IDEJABAR – Kapan dan dimanakah pesantren tertua di Indonesia?
Kalau pertanyaan ini dijawab dengan ilmu pengetahuan (sejarah, arkeologi, filologi), maka jawabannya adalah: tidak dapat dipastikan!
Namun jika jawabannya berdasarkan klaim atau kisah yang diceritakan masyarakat dari mulut ke mulut dan dari tahun ke tahun (dalam antropologi disebut tradisi lisan), maka jawabannya lumayan banyak.
Sebab, beberapa pesantren mengklaim paling tua di wilayahnya. Misalnya Pondok Pesantren (PP) Al Kahfi Somalangu, Kebumen, Jateng, menyatakan berdiri pada tahun 1475: usianya lebih dari 5 abad.
Kemudian PP Babakan Ciwaringin, Cirebon, Jabar, disebut Ki Jatira pada tahun 1705: kini berusia 319 tahun.
Begitu pula PP Tegalsari, Ponorogo, Jatim disebut didirikan Kiai Ageng Muhammad Besari pada tahun 1742: telah berusia 282 tahun.
Itu jawaban berdasarkan tradisi lisan, yang tidak menyajikan bukti-bukti ilmu pengetahuan yang memadai.
Survei Pendidikan Pertama
Sedangkan berdasarkan ilmu pengetahuan, bukti tertua mengenai data pendidikan Indonesia diperoleh dari survei pendidikan pertama oleh Pemerintah Hindia Belanda (nama sebelum Indonesia berdiri) pada tahun 1819.

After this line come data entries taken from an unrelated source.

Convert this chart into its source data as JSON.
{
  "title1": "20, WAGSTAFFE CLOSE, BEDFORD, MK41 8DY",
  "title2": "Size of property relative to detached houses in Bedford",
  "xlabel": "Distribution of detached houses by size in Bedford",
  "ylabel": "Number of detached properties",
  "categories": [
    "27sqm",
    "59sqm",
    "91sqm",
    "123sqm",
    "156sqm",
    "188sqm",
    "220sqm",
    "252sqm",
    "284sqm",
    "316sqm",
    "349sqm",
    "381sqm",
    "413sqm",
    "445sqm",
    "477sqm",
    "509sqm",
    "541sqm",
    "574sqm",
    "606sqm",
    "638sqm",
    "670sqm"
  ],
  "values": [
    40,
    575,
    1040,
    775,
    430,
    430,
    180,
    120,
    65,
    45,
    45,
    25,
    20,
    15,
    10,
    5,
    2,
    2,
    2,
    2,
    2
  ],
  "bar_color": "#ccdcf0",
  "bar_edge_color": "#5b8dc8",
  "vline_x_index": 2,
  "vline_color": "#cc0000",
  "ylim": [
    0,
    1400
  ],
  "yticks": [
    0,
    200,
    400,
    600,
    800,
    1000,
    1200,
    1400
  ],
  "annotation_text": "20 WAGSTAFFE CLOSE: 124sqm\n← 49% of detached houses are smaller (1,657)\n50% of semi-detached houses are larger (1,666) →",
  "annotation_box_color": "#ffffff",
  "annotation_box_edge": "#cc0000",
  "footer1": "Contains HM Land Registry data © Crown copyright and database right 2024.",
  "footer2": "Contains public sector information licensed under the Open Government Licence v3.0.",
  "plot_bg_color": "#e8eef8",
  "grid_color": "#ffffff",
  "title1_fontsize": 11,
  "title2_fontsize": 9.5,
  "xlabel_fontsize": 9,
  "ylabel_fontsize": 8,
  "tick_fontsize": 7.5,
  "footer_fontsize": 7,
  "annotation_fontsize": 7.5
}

Dalam laporan survei ini tidak disebutkan nama lembaga pesantren, sehingga mengesankan pesantren yang sebenarnya belum ada.
Disepakati para ilmuwan pesantren memiliki lima unsur, yaitu masjid, kiai, pondok, santri, dan pengajian kitab kuning (tafaqquh fi al-din). Artinya, jika kelima unsur ini tidak ada dalam lembaga pendidikan tersebut, maka ia tidak dapat disebut pesantren.
Definisi pesantren itu dapat ditengok pada buku induk karya Zamakhsyari Dhofier, Tradisi Pesantren : Studi Pandangan Hidup Kyai dan Visinya Mengenai Masa Depan Indonesia (2011).
Nah lembaga pendidikan pesantren tersebut belum ada. Yang ada adalah lembaga pendidikan mirip pesantren, yang dilaporkan terdapat di Priangan, Pekalongan, Rembang, Kedu, Surabaya, Madiun, dan Ponorogo.
Sementara itu di daerah lain sama sekali tidak terdapat lembaga pendidikan resmi, kecuali pendidikan informal di rumah-rumah dan mesjid.
Paguron atau Padepokan
Hasil survei ini dipaparkan ahli Islam terkemua Martin van Bruinessen dalam artikel ilmiahnya, “Pesantren and kitab kuning: maintenance and continuation of a tradition of religious learning” (1994)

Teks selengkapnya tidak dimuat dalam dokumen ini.